Sanzioni pari al beneficio degli illeciti. La Commissione europea ha un ruolo di coordinatore prima, durante e dopo le crisi. Bisogna proseguire con controlli e sanzioni dissuasive, già previste dalla direttiva europea dove parliamo di sanzioni dissuasive e preventive ma spetta agli stati membri verificare questo. La sanzione deve essere almeno pari al beneficio che una frode avrebbe comportato, proprio per fungere da deterrente. 10:25 Ancora meglio sarebbe obbligare i vari sistemi giuridici a recuperare economicamente la stessa cifra dei benefici degli illeciti.

Al via i controlli europei. Due serie di controlli in tutti gli Stati membri: una verifica di DNA su carne bovine per vedere se i principi di etichettatura sono stati rispettati e migliaia di ispezioni in base alla produzione e alla popolazione (tutti gli Stati producono carne equina tranne l’Estonia); e poi la verifica della presenza del farmaco utilizzato per i cavalli da corsa “fenilbutazone”. Il 70 per cento della carne equina è prodotta in Europa, il resto in Brasile, Argentina, Canada e Messico. Abbiamo previsto controlli per un mese con possibili altri due mesi di estensione. I risultati saranno pubblicati entro il 15 aprile. Inutile occultare i risultati agli occhi dell’opinione pubblica. Massima trasparenza. Controlli finanziati al 75 per cento dalla Commissione europea.

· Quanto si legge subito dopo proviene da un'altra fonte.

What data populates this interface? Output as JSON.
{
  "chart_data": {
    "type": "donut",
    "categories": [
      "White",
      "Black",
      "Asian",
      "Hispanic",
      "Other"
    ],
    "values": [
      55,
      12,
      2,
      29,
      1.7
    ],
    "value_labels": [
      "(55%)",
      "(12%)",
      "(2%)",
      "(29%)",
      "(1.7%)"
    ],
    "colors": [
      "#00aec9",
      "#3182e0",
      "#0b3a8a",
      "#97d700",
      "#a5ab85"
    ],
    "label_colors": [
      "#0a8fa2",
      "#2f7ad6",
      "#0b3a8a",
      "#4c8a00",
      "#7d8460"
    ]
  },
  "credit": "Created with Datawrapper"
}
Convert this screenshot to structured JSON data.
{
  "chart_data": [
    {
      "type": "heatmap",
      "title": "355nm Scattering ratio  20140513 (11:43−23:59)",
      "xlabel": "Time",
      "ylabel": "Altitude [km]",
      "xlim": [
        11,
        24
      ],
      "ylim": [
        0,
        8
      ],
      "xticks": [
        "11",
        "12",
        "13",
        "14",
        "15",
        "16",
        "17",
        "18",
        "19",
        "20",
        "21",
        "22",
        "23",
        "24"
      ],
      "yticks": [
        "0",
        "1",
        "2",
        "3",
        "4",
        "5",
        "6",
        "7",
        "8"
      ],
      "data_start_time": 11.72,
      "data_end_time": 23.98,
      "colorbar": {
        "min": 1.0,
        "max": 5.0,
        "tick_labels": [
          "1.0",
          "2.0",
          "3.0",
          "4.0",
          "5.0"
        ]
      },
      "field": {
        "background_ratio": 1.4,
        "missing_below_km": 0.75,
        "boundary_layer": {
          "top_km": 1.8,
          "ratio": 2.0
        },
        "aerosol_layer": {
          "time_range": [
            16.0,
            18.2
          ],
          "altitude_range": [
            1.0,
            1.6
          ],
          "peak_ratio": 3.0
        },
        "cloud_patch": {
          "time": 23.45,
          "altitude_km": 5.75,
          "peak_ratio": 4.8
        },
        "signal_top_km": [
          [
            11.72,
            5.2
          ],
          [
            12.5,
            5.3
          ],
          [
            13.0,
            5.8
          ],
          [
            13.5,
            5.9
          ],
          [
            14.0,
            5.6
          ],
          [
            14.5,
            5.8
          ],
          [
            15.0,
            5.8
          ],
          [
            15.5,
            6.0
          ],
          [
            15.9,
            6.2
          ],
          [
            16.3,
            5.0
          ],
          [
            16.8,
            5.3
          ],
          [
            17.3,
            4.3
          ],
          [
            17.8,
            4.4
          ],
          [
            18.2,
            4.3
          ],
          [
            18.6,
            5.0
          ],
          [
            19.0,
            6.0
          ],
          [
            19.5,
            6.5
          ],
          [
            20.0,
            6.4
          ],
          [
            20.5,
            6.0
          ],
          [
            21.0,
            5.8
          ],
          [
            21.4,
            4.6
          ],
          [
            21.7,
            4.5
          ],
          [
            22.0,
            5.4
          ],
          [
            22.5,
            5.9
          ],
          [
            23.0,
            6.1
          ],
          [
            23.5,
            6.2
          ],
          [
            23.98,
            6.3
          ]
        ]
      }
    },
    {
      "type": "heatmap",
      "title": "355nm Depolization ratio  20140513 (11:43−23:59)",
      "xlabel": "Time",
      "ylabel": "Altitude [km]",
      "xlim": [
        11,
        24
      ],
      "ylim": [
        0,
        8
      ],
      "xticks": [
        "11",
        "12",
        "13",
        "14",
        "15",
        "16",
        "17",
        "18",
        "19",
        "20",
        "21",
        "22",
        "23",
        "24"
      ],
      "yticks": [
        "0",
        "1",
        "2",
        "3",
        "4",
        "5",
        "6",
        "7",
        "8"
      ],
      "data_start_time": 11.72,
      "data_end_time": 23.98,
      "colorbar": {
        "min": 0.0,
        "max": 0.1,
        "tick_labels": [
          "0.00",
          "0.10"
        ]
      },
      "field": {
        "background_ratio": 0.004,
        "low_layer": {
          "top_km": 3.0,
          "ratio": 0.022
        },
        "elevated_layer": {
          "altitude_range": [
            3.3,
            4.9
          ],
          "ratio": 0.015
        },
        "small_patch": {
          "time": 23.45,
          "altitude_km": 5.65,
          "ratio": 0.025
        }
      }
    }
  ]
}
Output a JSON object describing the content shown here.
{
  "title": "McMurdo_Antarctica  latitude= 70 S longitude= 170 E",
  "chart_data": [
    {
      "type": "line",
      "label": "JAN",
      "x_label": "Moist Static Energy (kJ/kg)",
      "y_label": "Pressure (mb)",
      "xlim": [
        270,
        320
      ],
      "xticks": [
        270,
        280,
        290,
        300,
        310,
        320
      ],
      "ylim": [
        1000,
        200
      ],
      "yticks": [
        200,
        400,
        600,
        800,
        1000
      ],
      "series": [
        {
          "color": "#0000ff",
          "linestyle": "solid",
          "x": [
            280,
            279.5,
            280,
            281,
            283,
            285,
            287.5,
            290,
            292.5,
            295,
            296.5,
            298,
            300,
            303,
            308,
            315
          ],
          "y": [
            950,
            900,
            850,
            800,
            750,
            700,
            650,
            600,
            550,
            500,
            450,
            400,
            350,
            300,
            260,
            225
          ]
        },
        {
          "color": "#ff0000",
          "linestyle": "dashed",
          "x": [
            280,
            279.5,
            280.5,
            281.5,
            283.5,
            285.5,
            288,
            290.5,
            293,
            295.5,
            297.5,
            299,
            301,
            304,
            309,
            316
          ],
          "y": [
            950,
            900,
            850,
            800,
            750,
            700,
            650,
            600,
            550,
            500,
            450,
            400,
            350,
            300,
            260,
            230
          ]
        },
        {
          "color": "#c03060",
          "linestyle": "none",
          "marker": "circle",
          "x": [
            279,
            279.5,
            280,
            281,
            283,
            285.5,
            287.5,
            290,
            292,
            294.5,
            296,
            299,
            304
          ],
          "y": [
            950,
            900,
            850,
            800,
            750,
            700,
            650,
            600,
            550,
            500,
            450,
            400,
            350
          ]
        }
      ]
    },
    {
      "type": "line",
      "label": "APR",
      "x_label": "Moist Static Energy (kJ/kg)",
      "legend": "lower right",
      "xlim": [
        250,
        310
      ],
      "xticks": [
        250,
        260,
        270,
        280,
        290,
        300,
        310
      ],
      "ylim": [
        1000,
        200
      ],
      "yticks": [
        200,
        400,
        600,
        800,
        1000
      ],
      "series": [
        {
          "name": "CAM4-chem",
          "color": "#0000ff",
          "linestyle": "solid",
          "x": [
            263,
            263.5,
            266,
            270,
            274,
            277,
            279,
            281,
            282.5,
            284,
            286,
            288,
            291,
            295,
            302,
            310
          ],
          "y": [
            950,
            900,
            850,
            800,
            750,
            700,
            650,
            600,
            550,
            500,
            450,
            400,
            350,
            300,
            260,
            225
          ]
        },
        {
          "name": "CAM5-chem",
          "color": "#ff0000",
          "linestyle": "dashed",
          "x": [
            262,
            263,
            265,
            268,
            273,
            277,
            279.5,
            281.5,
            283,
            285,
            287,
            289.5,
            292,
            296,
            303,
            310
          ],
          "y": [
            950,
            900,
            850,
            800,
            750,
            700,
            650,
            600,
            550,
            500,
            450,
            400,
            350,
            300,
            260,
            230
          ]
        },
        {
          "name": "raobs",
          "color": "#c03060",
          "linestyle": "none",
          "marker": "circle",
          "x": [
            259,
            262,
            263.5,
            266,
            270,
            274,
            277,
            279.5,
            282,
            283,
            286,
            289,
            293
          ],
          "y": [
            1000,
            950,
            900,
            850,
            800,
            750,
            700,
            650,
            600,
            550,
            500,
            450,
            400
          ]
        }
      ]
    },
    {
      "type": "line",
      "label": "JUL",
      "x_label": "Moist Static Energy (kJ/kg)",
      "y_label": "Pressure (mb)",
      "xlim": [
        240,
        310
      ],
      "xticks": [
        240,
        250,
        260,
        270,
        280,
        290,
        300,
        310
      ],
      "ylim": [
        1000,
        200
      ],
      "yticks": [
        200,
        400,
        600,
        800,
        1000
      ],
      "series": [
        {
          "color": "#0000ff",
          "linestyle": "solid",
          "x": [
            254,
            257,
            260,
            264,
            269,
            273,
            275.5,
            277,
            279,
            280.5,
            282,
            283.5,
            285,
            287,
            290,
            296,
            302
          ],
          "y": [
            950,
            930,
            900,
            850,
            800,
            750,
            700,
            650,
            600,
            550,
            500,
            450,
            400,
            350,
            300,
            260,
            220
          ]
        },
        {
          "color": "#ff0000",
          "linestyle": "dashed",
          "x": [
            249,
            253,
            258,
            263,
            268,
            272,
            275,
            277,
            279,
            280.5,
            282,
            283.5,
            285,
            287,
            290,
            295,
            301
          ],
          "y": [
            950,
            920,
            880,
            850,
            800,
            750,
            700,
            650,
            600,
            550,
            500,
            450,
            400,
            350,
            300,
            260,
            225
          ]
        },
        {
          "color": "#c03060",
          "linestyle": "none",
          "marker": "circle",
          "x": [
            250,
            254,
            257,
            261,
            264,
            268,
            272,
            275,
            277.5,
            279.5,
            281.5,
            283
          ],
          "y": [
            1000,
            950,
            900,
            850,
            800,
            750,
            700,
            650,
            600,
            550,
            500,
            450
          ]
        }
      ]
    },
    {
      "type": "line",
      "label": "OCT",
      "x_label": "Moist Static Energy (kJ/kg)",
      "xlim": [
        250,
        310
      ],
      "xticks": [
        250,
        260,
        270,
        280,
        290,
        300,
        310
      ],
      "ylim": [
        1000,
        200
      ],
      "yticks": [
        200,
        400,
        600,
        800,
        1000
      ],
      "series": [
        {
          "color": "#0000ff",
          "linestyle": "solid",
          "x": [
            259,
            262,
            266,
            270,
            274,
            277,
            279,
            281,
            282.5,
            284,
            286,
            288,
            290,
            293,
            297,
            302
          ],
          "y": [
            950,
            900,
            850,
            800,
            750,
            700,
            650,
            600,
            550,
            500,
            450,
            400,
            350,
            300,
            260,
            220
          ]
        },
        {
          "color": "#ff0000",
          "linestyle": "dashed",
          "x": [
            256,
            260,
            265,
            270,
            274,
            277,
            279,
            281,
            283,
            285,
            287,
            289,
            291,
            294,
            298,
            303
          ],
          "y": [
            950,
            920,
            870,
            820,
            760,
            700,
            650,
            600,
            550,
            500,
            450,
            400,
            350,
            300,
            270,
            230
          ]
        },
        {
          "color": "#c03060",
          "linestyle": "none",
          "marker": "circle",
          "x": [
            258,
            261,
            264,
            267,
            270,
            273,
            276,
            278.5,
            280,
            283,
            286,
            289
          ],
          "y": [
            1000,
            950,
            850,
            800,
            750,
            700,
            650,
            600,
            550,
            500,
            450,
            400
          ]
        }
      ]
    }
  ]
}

Etichettatura obbligatoria possibile ma non risolverà tutti i guai. Oggi vale per il manzo, sarà estesa a breve alla carne caprina, ovina e suina fresca. Aspettiamo la valutazione di impatto con relativo rapporto. 9:29 Personalmente ovviamente sono aperto a questa novità. Ma attenzione: questo non avrebbe evitato la frode perché non si tratta di un problema di origine ma di composizione dell’alimento. Da una prima indagine si parla di un 1% di frodi che colpiscono le etichettatura, una cifra da risolvere ma comunque minoritaria. 9:59 Non sarà facile per i tempi e costi ma non vuol dire che non ci arriveremo. Alcuni Stati membri sono favorevoli a questa legislazione. 10:00 Ma non sottovalutiamo i rischi di protezionismo. 10:28

Esiste un registro dei cavalli europei. 9:57 Si tratta di un passaporto per i cavalli, obbligatorio per gli Stati membri, che ci consente di sapere se medicinali particolari sono stati somministrati ai cavalli. La somministrazione di alcuni medicinali esclude la macellazione stessa di un cavallo”.